PHIL:  So let’s talk about the vendor.  There’s no downside to the vendor taking an EBT card, is there?  They’re making the same amount of money.
YVONNE:  That’s what were hoping to see.  It’s just like any credit card or debit card.  The money is going back into the community, it’s going back to the vendor [and they] are making their money.  Nobody is getting cheated out of anything.  So it’s basically just like saying “Here, we’re going to buy food.  And here is your income and this is what we’re getting by doing it.”  And the students get to eat and they’re not starving.  Everybody wins.  The community wins because the money’s coming in.  The students win.  And the school wins because they are actually helping the students get that higher education so they don’t have to stay in their situation.  That’s why they’re there to begin with.
PHIL:  Now you also told me about the system.  That the longer you’re homeless the more benefits you get?
YVONNE:  Yes, we met with the City of Santa Monica Housing and it was very disheartening to find out that there’s a hierarchy to being homeless.  The longer you are homeless, the more services are available to you.  And I was told that because our students are only there a maximum of 3 to 4 years, they aren’t there long enough to benefit from the services that the city has.  I was told that there were other agencies outside of Los Angeles who could probably help put students but the City of Santa Monica services probably couldn’t help because they were not there long enough.  
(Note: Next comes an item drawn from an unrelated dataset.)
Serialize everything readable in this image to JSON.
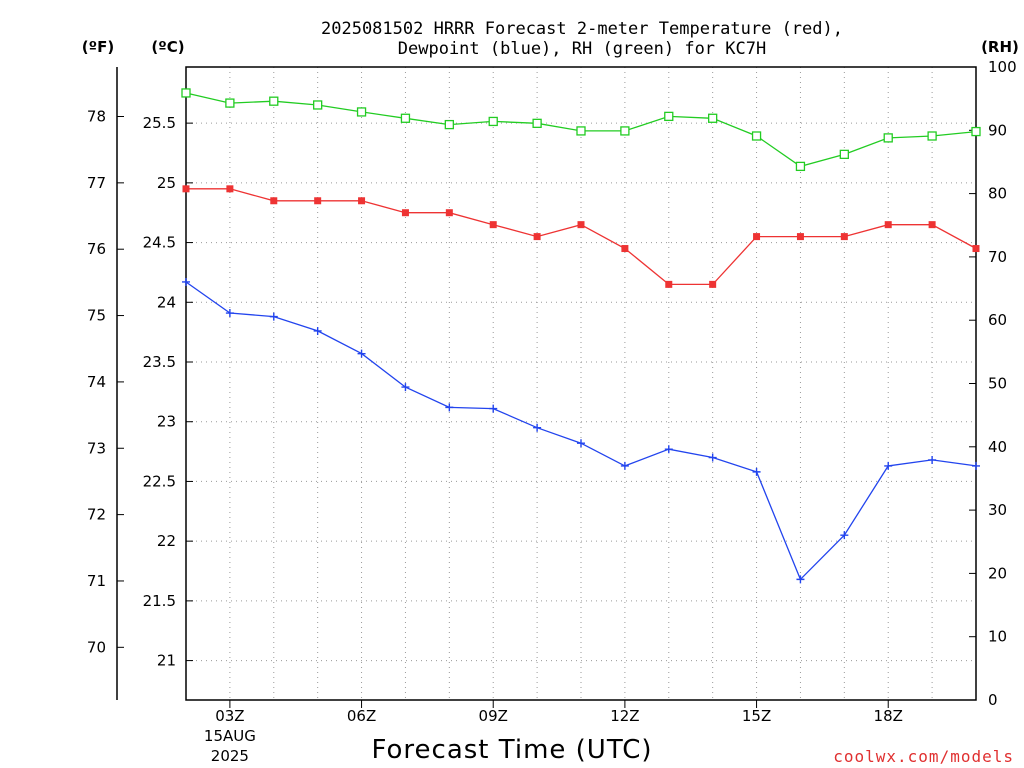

PHIL:  Well thank you for doing this.  Thank you for raising awareness.  And hopefully we can make some changes together, because as you point out very correctly, people who are hungry may not learn as well as people who are well fed.   So really really have to look much more holistically at students, at homelessness, and certainly about hunger.  So thank you for all your efforts.
YVONNE:  You’re welcome and thank you for having me.